The arbitrator may decide that the cessation of covered work was not sufficiently permanent under the statute to warrant withdrawal liability, but we certainly cannot find under these facts that the Pension Fund's claim is frivolous. In fact, a plausible construction of the evidence before this Court points to the opposite conclusion: that Defendant had indeed permanently ceased all covered operations and only claimed covered work for one employee after it was assessed for withdrawal liability. But that is a matter to be sorted out by the arbitrator. Defendant has failed to demonstrate that there is a triable issue of fact on the question of whether the Pension Fund's claim is frivolous. Because we do not find that Defendant has shown that the Pension Fund's claim for withdrawal liability is frivolous, we do not need to reach the question of whether Defendant has proven that paying the assesses liability would render it insolvent.

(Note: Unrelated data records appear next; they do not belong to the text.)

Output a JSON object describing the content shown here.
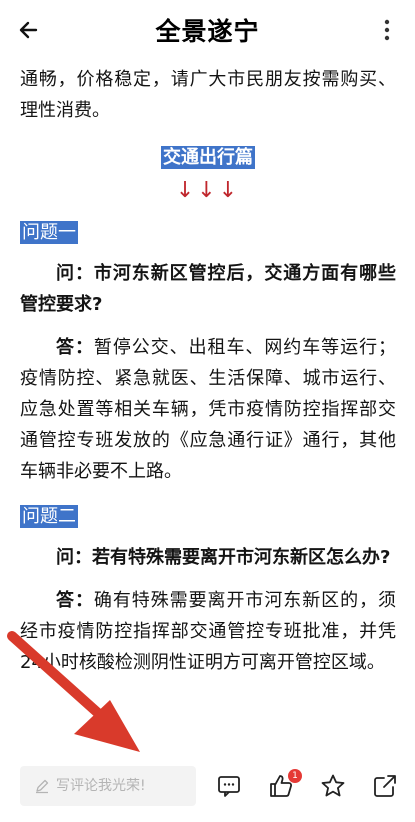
{
  "header": {
    "title": "全景遂宁"
  },
  "article": {
    "intro": "通畅，价格稳定，请广大市民朋友按需购买、理性消费。",
    "section_title": "交通出行篇",
    "arrows": "↓↓↓",
    "q1": {
      "label": "问题一",
      "question_prefix": "问：",
      "question": "市河东新区管控后，交通方面有哪些管控要求?",
      "answer_prefix": "答：",
      "answer": "暂停公交、出租车、网约车等运行；疫情防控、紧急就医、生活保障、城市运行、应急处置等相关车辆，凭市疫情防控指挥部交通管控专班发放的《应急通行证》通行，其他车辆非必要不上路。"
    },
    "q2": {
      "label": "问题二",
      "question_prefix": "问：",
      "question": "若有特殊需要离开市河东新区怎么办?",
      "answer_prefix": "答：",
      "answer": "确有特殊需要离开市河东新区的，须经市疫情防控指挥部交通管控专班批准，并凭24小时核酸检测阴性证明方可离开管控区域。"
    }
  },
  "bottom_bar": {
    "comment_placeholder": "写评论我光荣!",
    "like_badge": "1"
  },
  "colors": {
    "highlight": "#3f74c9",
    "arrow_red": "#d93a2b",
    "badge": "#e53935"
  }
}
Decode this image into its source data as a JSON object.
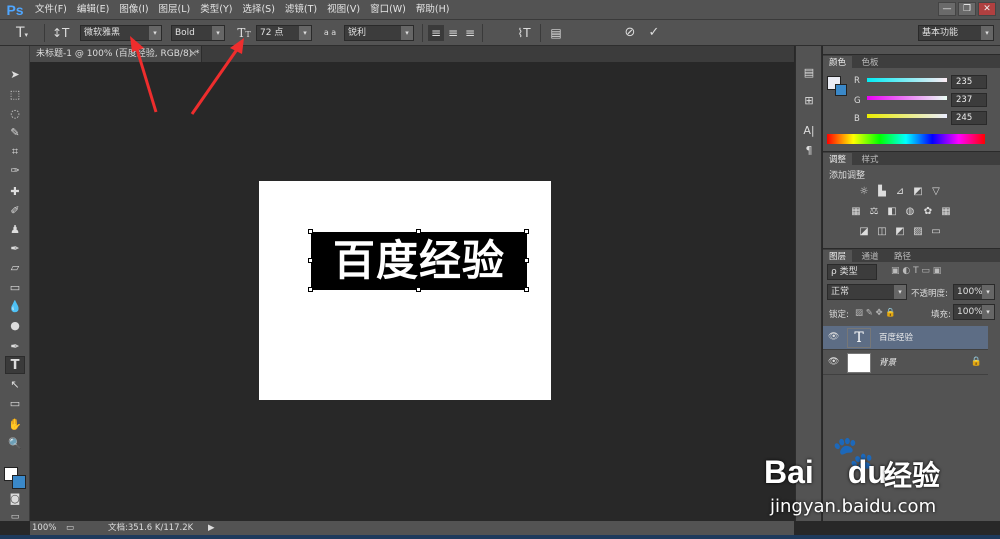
{
  "app": {
    "logo": "Ps"
  },
  "menu": [
    "文件(F)",
    "编辑(E)",
    "图像(I)",
    "图层(L)",
    "类型(Y)",
    "选择(S)",
    "滤镜(T)",
    "视图(V)",
    "窗口(W)",
    "帮助(H)"
  ],
  "window_buttons": [
    "—",
    "❐",
    "✕"
  ],
  "options": {
    "font_family": "微软雅黑",
    "font_style": "Bold",
    "font_size": "72 点",
    "aa_label": "a a",
    "antialias": "锐利",
    "workspace": "基本功能",
    "text_color": "#000000"
  },
  "document": {
    "tab_title": "未标题-1 @ 100% (百度经验, RGB/8) *",
    "tab_close": "×",
    "text": "百度经验"
  },
  "status": {
    "zoom": "100%",
    "doc_info": "文档:351.6 K/117.2K"
  },
  "panels": {
    "color_tabs": [
      "颜色",
      "色板"
    ],
    "rgb": [
      {
        "label": "R",
        "value": "235"
      },
      {
        "label": "G",
        "value": "237"
      },
      {
        "label": "B",
        "value": "245"
      }
    ],
    "adjust_tabs": [
      "调整",
      "样式"
    ],
    "adjust_title": "添加调整",
    "layer_tabs": [
      "图层",
      "通道",
      "路径"
    ],
    "layer_filter": "ρ 类型",
    "blend_mode": "正常",
    "opacity_label": "不透明度:",
    "opacity_value": "100%",
    "lock_label": "锁定:",
    "fill_label": "填充:",
    "fill_value": "100%",
    "layers": [
      {
        "name": "百度经验",
        "type": "text",
        "selected": true
      },
      {
        "name": "背景",
        "type": "background",
        "selected": false
      }
    ]
  },
  "watermark": {
    "brand": "Bai",
    "brand2": "du",
    "cn": "经验",
    "url": "jingyan.baidu.com"
  },
  "colors": {
    "accent": "#4fa6ff",
    "panel_bg": "#535353",
    "canvas_bg": "#282828",
    "selected_layer": "#5d6d85"
  }
}
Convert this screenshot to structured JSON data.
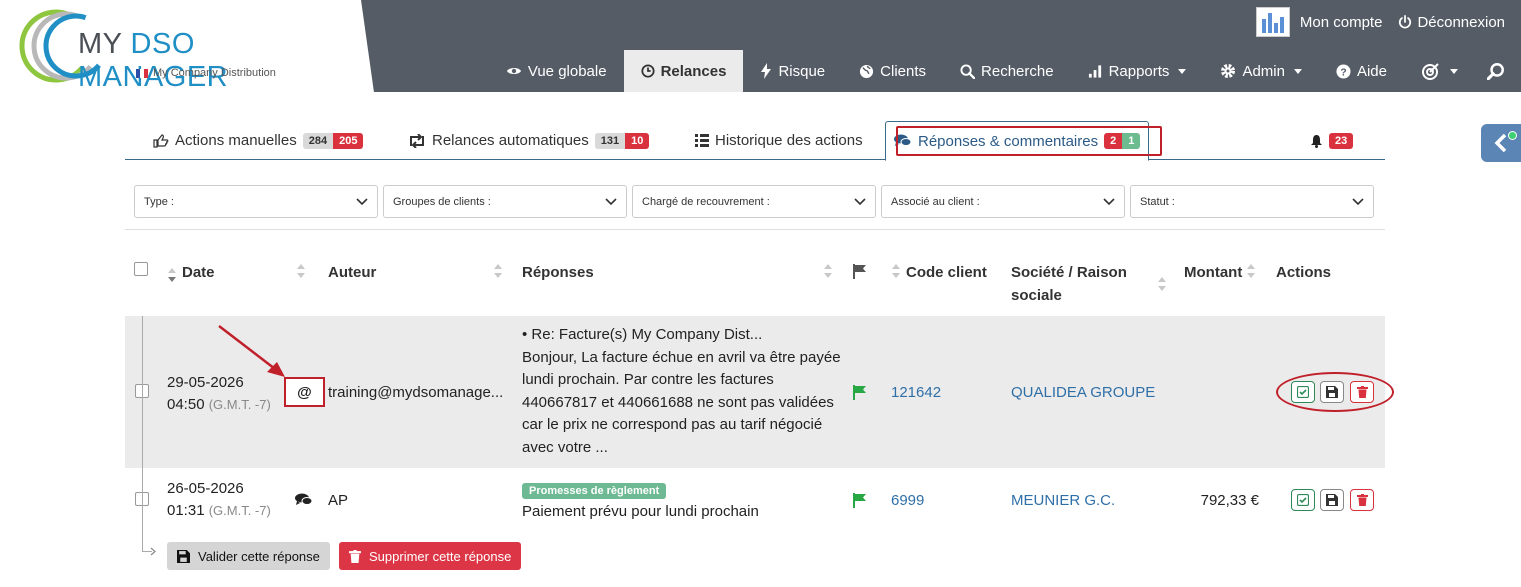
{
  "brand": {
    "name_plain": "MY ",
    "name_accent_1": "DSO",
    "name_accent_2": " MANAGER",
    "company": "My Company Distribution"
  },
  "account": {
    "my_account": "Mon compte",
    "logout": "Déconnexion"
  },
  "nav": [
    {
      "label": "Vue globale",
      "icon": "eye-icon"
    },
    {
      "label": "Relances",
      "icon": "clock-icon",
      "active": true
    },
    {
      "label": "Risque",
      "icon": "bolt-icon"
    },
    {
      "label": "Clients",
      "icon": "globe-icon"
    },
    {
      "label": "Recherche",
      "icon": "search-icon"
    },
    {
      "label": "Rapports",
      "icon": "bar-chart-icon",
      "dropdown": true
    },
    {
      "label": "Admin",
      "icon": "gear-icon",
      "dropdown": true
    },
    {
      "label": "Aide",
      "icon": "question-icon"
    }
  ],
  "tabs": {
    "manual": {
      "label": "Actions manuelles",
      "count_a": "284",
      "count_b": "205"
    },
    "auto": {
      "label": "Relances automatiques",
      "count_a": "131",
      "count_b": "10"
    },
    "history": {
      "label": "Historique des actions"
    },
    "replies": {
      "label": "Réponses & commentaires",
      "count_a": "2",
      "count_b": "1"
    },
    "notifications": {
      "count": "23"
    }
  },
  "filters": [
    "Type :",
    "Groupes de clients :",
    "Chargé de recouvrement :",
    "Associé au client :",
    "Statut :"
  ],
  "columns": {
    "date": "Date",
    "author": "Auteur",
    "replies": "Réponses",
    "client_code": "Code client",
    "company": "Société / Raison",
    "company_2": "sociale",
    "amount": "Montant",
    "actions": "Actions"
  },
  "rows": [
    {
      "date": "29-05-2026",
      "time": "04:50",
      "tz": "(G.M.T. -7)",
      "author": "training@mydsomanage...",
      "reply_subject": "• Re: Facture(s) My Company Dist...",
      "reply_body": "Bonjour, La facture échue en avril va être payée lundi prochain. Par contre les factures 440667817 et 440661688 ne sont pas validées car le prix ne correspond pas au tarif négocié avec votre ...",
      "client_code": "121642",
      "company": "QUALIDEA GROUPE",
      "amount": ""
    },
    {
      "date": "26-05-2026",
      "time": "01:31",
      "tz": "(G.M.T. -7)",
      "author": "AP",
      "tag": "Promesses de règlement",
      "reply_body": "Paiement prévu pour lundi prochain",
      "client_code": "6999",
      "company": "MEUNIER G.C.",
      "amount": "792,33 €"
    }
  ],
  "buttons": {
    "validate": "Valider cette réponse",
    "delete": "Supprimer cette réponse"
  },
  "colors": {
    "topbar": "#555c66",
    "accent_blue": "#1f8fc6",
    "danger": "#d9323e",
    "success": "#6dbc8f",
    "link": "#2f6fa8"
  }
}
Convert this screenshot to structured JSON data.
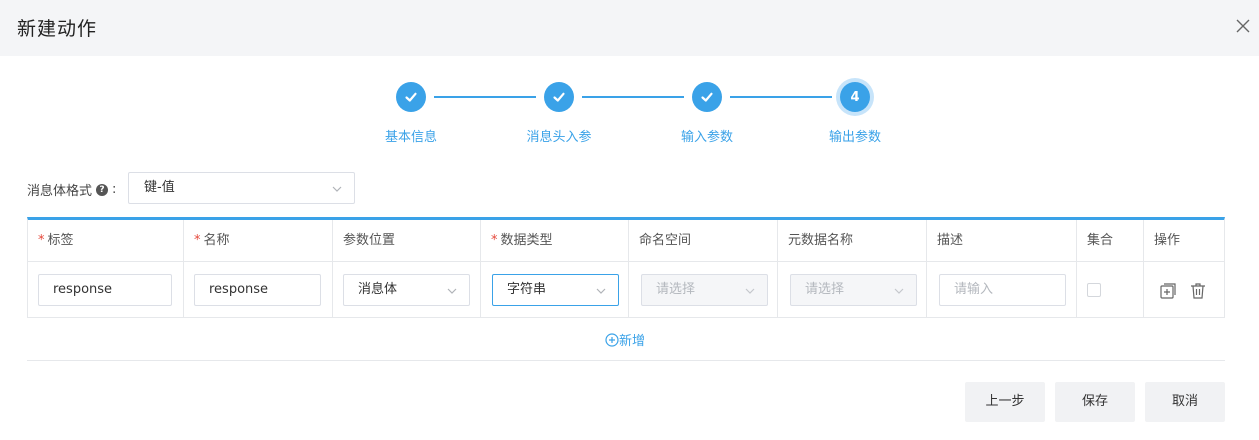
{
  "dialog": {
    "title": "新建动作"
  },
  "steps": [
    {
      "label": "基本信息",
      "state": "done"
    },
    {
      "label": "消息头入参",
      "state": "done"
    },
    {
      "label": "输入参数",
      "state": "done"
    },
    {
      "label": "输出参数",
      "state": "current",
      "number": "4"
    }
  ],
  "format": {
    "label": "消息体格式",
    "colon": ":",
    "value": "键-值"
  },
  "table": {
    "headers": [
      {
        "label": "标签",
        "required": true
      },
      {
        "label": "名称",
        "required": true
      },
      {
        "label": "参数位置",
        "required": false
      },
      {
        "label": "数据类型",
        "required": true
      },
      {
        "label": "命名空间",
        "required": false
      },
      {
        "label": "元数据名称",
        "required": false
      },
      {
        "label": "描述",
        "required": false
      },
      {
        "label": "集合",
        "required": false
      },
      {
        "label": "操作",
        "required": false
      }
    ],
    "row": {
      "tag": "response",
      "name": "response",
      "position": "消息体",
      "datatype": "字符串",
      "namespace_placeholder": "请选择",
      "metadata_placeholder": "请选择",
      "desc_placeholder": "请输入",
      "collection_checked": false
    },
    "required_mark": "*"
  },
  "add_label": "新增",
  "buttons": {
    "prev": "上一步",
    "save": "保存",
    "cancel": "取消"
  },
  "colors": {
    "accent": "#3aa2e8",
    "required": "#e5483b"
  }
}
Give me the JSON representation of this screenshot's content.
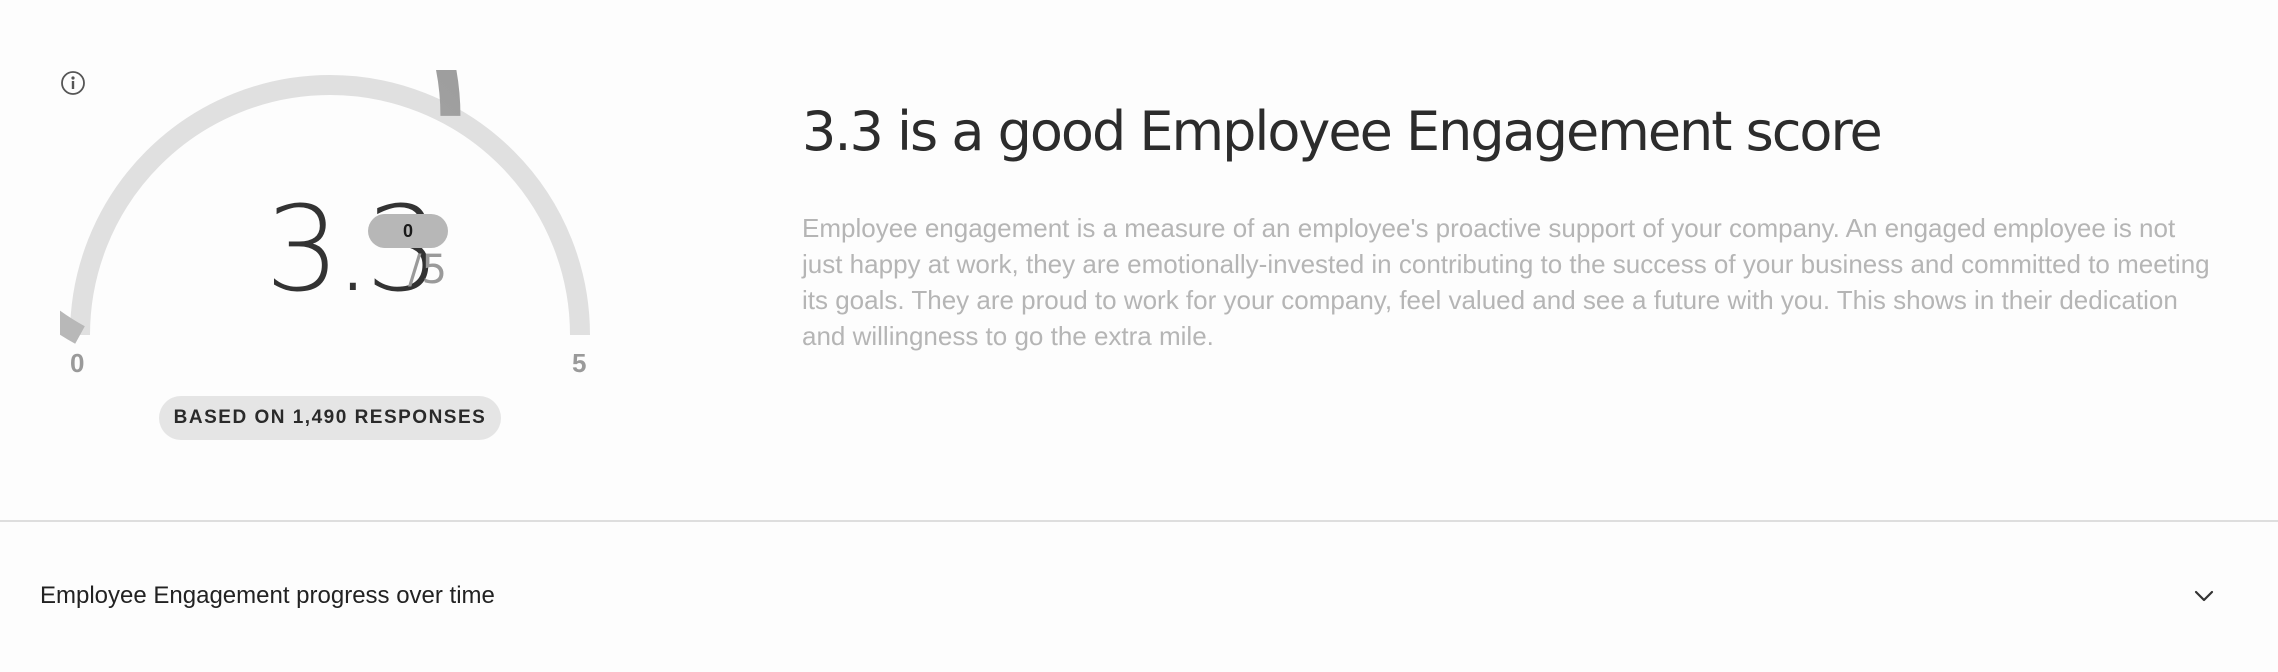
{
  "score": {
    "value": "3.3",
    "max_label": "/5",
    "badge": "0",
    "score_numeric": 3.3,
    "scale_min": 0,
    "scale_max": 5,
    "min_label": "0",
    "max_tick_label": "5",
    "responses_label": "BASED ON 1,490 RESPONSES"
  },
  "headline": "3.3 is a good Employee Engagement score",
  "description": "Employee engagement is a measure of an employee's proactive support of your company. An engaged employee is not just happy at work, they are emotionally-invested in contributing to the success of your business and committed to meeting its goals. They are proud to work for your company, feel valued and see a future with you. This shows in their dedication and willingness to go the extra mile.",
  "accordion": {
    "title": "Employee Engagement progress over time",
    "icon": "chevron-down-icon"
  },
  "icons": {
    "info": "info-icon"
  },
  "colors": {
    "gauge_fill": "#999999",
    "gauge_track": "#e0e0e0",
    "badge_bg": "#b7b7b7",
    "responses_bg": "#e5e5e5",
    "description_text": "#b5b5b5"
  }
}
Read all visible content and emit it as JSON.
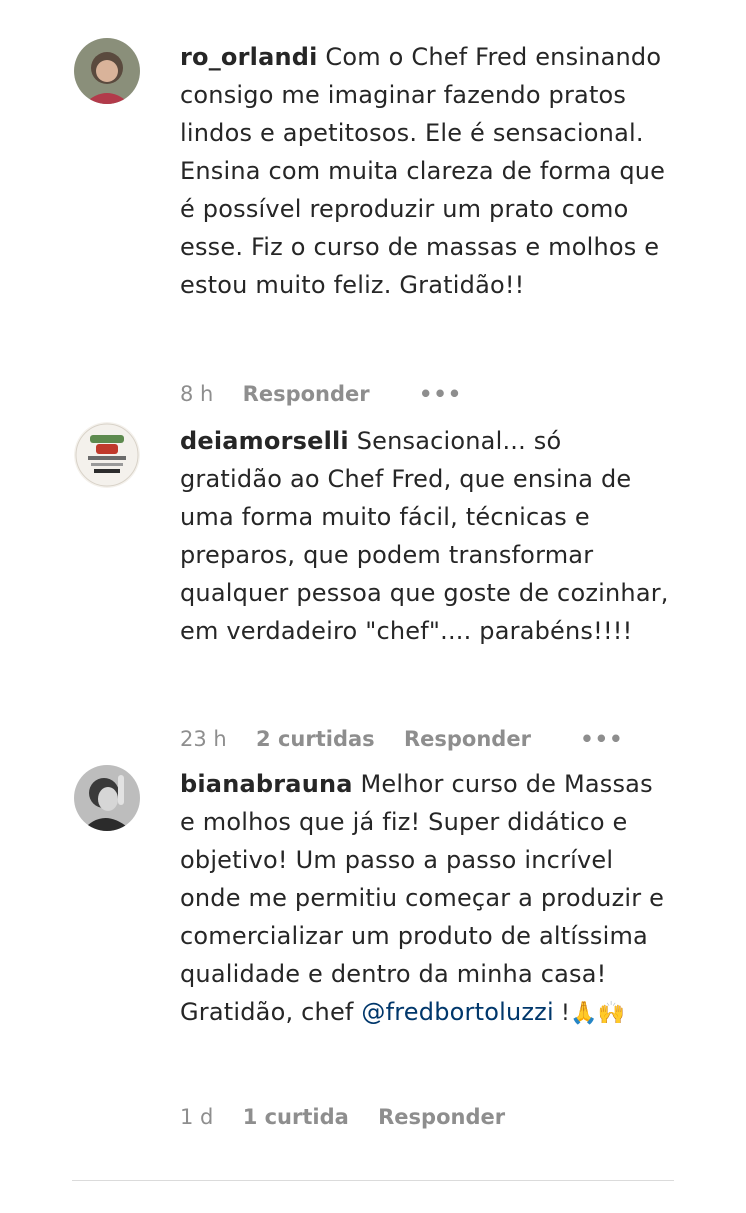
{
  "comments": [
    {
      "username": "ro_orlandi",
      "text": "Com o Chef Fred ensinando consigo me imaginar fazendo pratos lindos e apetitosos. Ele é sensacional. Ensina com muita clareza de forma que é possível reproduzir um prato como esse. Fiz o curso de massas e molhos e estou muito feliz. Gratidão!!",
      "time": "8 h",
      "likes": "",
      "reply": "Responder",
      "more": "•••"
    },
    {
      "username": "deiamorselli",
      "text": "Sensacional... só gratidão ao Chef Fred, que ensina de uma forma muito fácil, técnicas e preparos, que podem transformar qualquer pessoa que goste de cozinhar, em verdadeiro \"chef\".... parabéns!!!!",
      "time": "23 h",
      "likes": "2 curtidas",
      "reply": "Responder",
      "more": "•••"
    },
    {
      "username": "bianabrauna",
      "text": "Melhor curso de Massas e molhos que já fiz! Super didático e objetivo! Um passo a passo incrível onde me permitiu começar a produzir e comercializar um produto de altíssima qualidade e dentro da minha casa! Gratidão, chef",
      "mention": "@fredbortoluzzi",
      "suffix": " !🙏🙌",
      "time": "1 d",
      "likes": "1 curtida",
      "reply": "Responder"
    }
  ]
}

In addition to the principal amount of its withdrawal liability assessment, the Pension Fund is entitled to recover interest on the missed interim withdrawal liability payment, liquidated damages, and attorneys' fees and costs pursuant to Section 502 (g)(2) of ERISA, 29 U.S.C. § 1132(g)(2). In collection actions, delinquent withdrawal liability payments are treated as delinquent employer contributions and are enforced under Title I of ERISA, 29 U.S.C. § 1451(b). The damages awarded under 29 U.S.C. § 1132(g)(2), made applicable to cases involving withdrawal liability pursuant to 29 U.S.C. 1451(b), are mandatory. Central States, Southeast and Southwest Areas Pension Fund v. Slotky, 956 F.2d 1369, 1377 (7th Cir. 1992). The liquidated damages awarded under MPPAA "are something that an employer must pay as a penalty for refusing to follow the statutory procedures for challenging assessments of withdrawal liability." Central States, Southeast and Southwest Areas Pension Fund v. Lady Baltimore Foods, 960 F.2d 1339, 1347 (7th Cir. 1992). We therefore award the Pension Fund the unpaid contributions, interest thereon, fees, costs, and the greater of an amount equal to the interwar or liquidated damages in the amount of twenty percent of the unpaid amounts. 29 U.S.C. § 1132(g)(2).

Conclusion

For the foregoing reasons, the Court grants the Pension Fund's motion for summary judgment. The Pension Fund should submit a Judgment Order within seven days of this Order.

FootNotes


1. This arbitration is currently pending and is styled Gary Rinker Trucking, Inc. v. Central States, Southeast and Southwest Areas Pension Fund, AAA No. 01-14-000-6449, American Arbitration Association.
2. In this case, the Defendant requested such an explanation in January 2012, but the Pension Fund did not respond to this request. Defendant filed a timely request for arbitration. Defendant did not raise the Pension Fund's failure to respond to its request as an argument against the entry of summary judgment here, nor does it appear that this would be a persuasive argument. The Seventh Circuit has held that the failure of a fund to respond to such a request does not toll the employer's time for filing a request for arbitration. Robbins v. Chipman Trucking Co., 866 F.2d 901-02 (7th Cir. 1988). Therefore, the Pension Fund's original failure to respond does not impact its right to withdrawal liability in this proceeding.